The committee “tried to get PG&E to fix the problems to comply with the intent of the settlement, but so far PG&E has not resolved them,” said Michael Carlson, committee member, lawyer. General of Caymus Vineyards in Rutherford, California.

The proposed letter to the forest fire victims and the dispute underlying it is expected to be the subject of a bankruptcy hearing scheduled for Tuesday.

If Montali approves the letter, it would also advise fire victims to suspend voting on the PG&E bankruptcy plan until May 2, which would give PG&E until April 28 to correct the potential flaws currently seen in the agreement. Voting is expected to be completed by May 15. PG&E is working to withdraw from bankruptcy by June 30 to meet a deadline to qualify for coverage of a California-created fire insurance fund.

PG&E said Monday it understands the reasons for the anxiety over its deal with the fire victims, but insisted that the settlement still represents the best hope of compensating victims for their losses as soon as possible. The company also pointed out that its share price is still higher than its average price in the two months preceding the conclusion of its agreement with the victims on December 6.

“The risk of fluctuating share prices was well understood by all parties” at the time of settlement, said PG&E.

In a brief also filed on Monday, lawyer Gerald Singleton urged Montali to reject the request to send the proposed letter, saying it would expose the victims to unnecessary risk and confusion. Singleton works on a legal team that represents more than 7,000 victims of forest fires.
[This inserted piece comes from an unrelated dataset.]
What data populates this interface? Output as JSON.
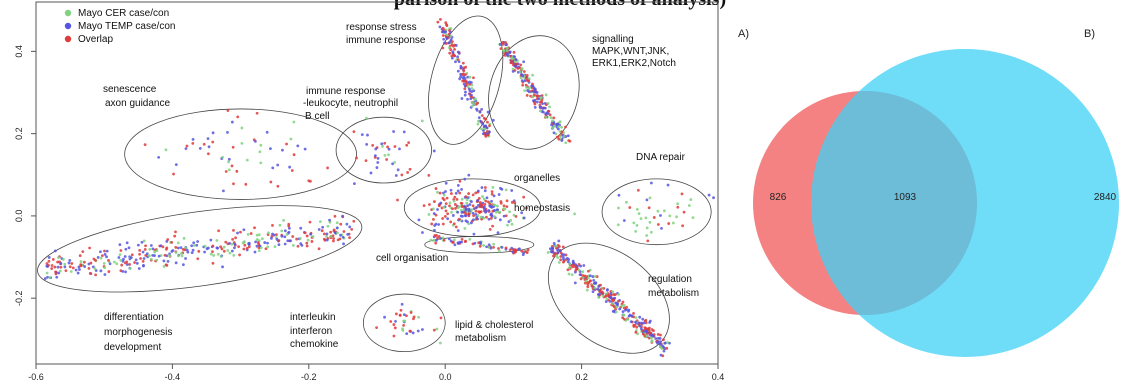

The lawyers who want to send the letter work for a committee that is supposed to represent the interests of all victims of the forest fires, but they represent a minority of the more than 81,000 people who have filed a bankruptcy complaint, a said Singleton. The victims committee has been reduced to eight after three people have resigned in the past two weeks to protest the $ 13.5 billion deal with PG&E.

In his brief, Singleton also urged the judge to consider dissolving the committee because he has “performed his duties already”.